Peer de Jong, vous avez occupé une fonction méconnue, voire inconnue du grand public. Quel est le rôle de l’aide de camp? La
fonction est effectivement méconnue. L’aide de camp est un homme de
l’ombre. Il n’existe pas de fiche de tâches, d’organisation écrite sur
ce qu’il doit faire. Il n’a qu’un chef, c’est le chef de l’État dont il
dépend directement. La première mission est de régler les affaires
privées du Président, c’est-à-dire tout ce qui concerne son
environnement immédiat. On prépare les voyages officiels, leur
sécurisation. On passe les commandes d’avions, on s’occupe des listes et
de la répartition des invités, etc. On assure la liaison avec les
armées, notamment sur le sujet de la dissuasion.
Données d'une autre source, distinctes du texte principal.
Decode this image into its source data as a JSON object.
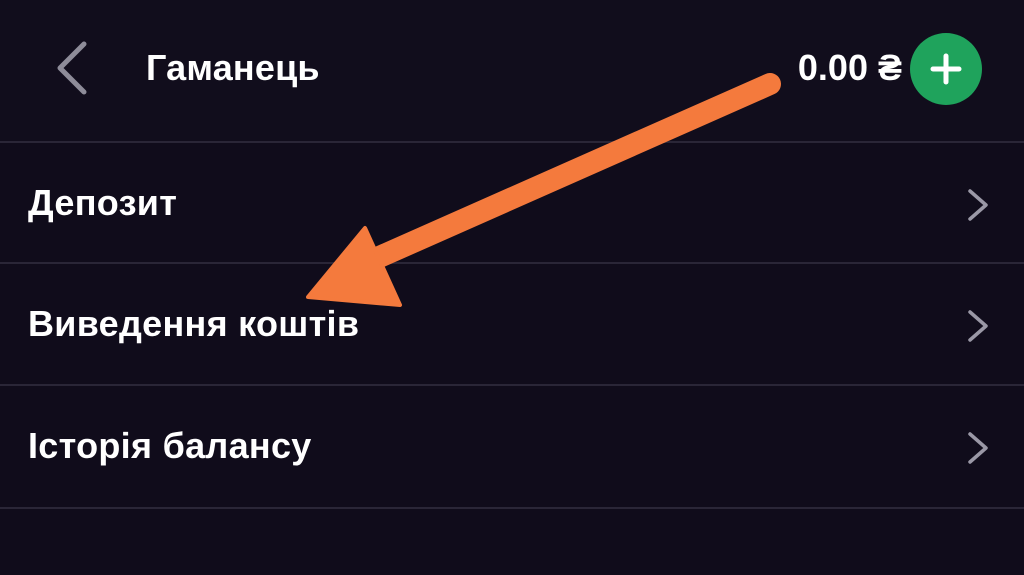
{
  "header": {
    "title": "Гаманець",
    "balance": "0.00 ₴",
    "back_icon": "chevron-left-icon",
    "add_icon": "plus-icon",
    "add_color": "#1fa35c"
  },
  "menu": {
    "items": [
      {
        "label": "Депозит"
      },
      {
        "label": "Виведення коштів"
      },
      {
        "label": "Історія балансу"
      }
    ],
    "chevron_icon": "chevron-right-icon"
  },
  "annotation": {
    "arrow_color": "#f47a3d",
    "points_to": "Виведення коштів"
  },
  "colors": {
    "background": "#100c1b",
    "divider": "#2a2637",
    "text": "#ffffff",
    "chevron": "#9a98a6"
  }
}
Le colonel Peer de Jong a été l’aide de camp
de François Mitterrand et Jacques Chirac. Il a écrit
un livre sur ses souvenirs et sa fonction méconnue.
La
mission la plus importante est liée au nucléaire puisqu’on dispose de
la valise dite nucléaire dont tout est secret défense sur le sujet. On
assiste en permanence le président de la République dans tous ses
déplacements. On voyage toujours à ses côtés, en voiture, avion… On dort
dans un appartement à proximité. L’activité et les responsabilités sont
énormes puisque vous l’accompagnez partout. Vous êtes le numéro deux
avec le chef du protocole.
Comment devient-on aide de camp? Ce
n’est pas un politique, c’est forcément un militaire issu de l’armée de
terre, de l’air ou de la marine depuis Nicolas Sarkozy. Son profil est
proposé au chef de l’État par le ministère de la Défense. C’est
généralement quelqu’un qui dirigera un régiment après et qui était déjà
au moins lieutenant-colonel ou colonel. Et on reste, généralement, deux
ans en poste. Dans mon cas, je suis resté un peu plus longtemps puisque
j’ai assisté le président Mitterrand sur la fin de son deuxième
septennat jusqu’au début de celui de Jacques Chirac, de 1994 à 1997
donc. C’est exceptionnel. J’avais 42 ans quand j’ai été nommé avant de devenir commandant du 3e Régiment
d’Infanterie marine de Vannes. Lorsqu’on est venu me chercher pour
devenir aide de camp de François Mitterrand, je suis tombé de ma chaise
d’autant que je dois confesser, aujourd’hui, que je n’avais pas voté
pour lui… Mais l’aide de camp est une personne à qui l’on demande
notamment une grande discrétion et loyauté, on estimait que j’avais ses
qualités.
« Aide
de camp, on passe les commandes d’avions, on s’occupe des listes et de
la répartition des invités, etc. On assure la liaison avec les armées. »
Est-ce
parce que la fonction permet d’être de tous les secrets qu’elle
nécessite forcément un militaire haut gradé, qui sait rester muet? Probablement.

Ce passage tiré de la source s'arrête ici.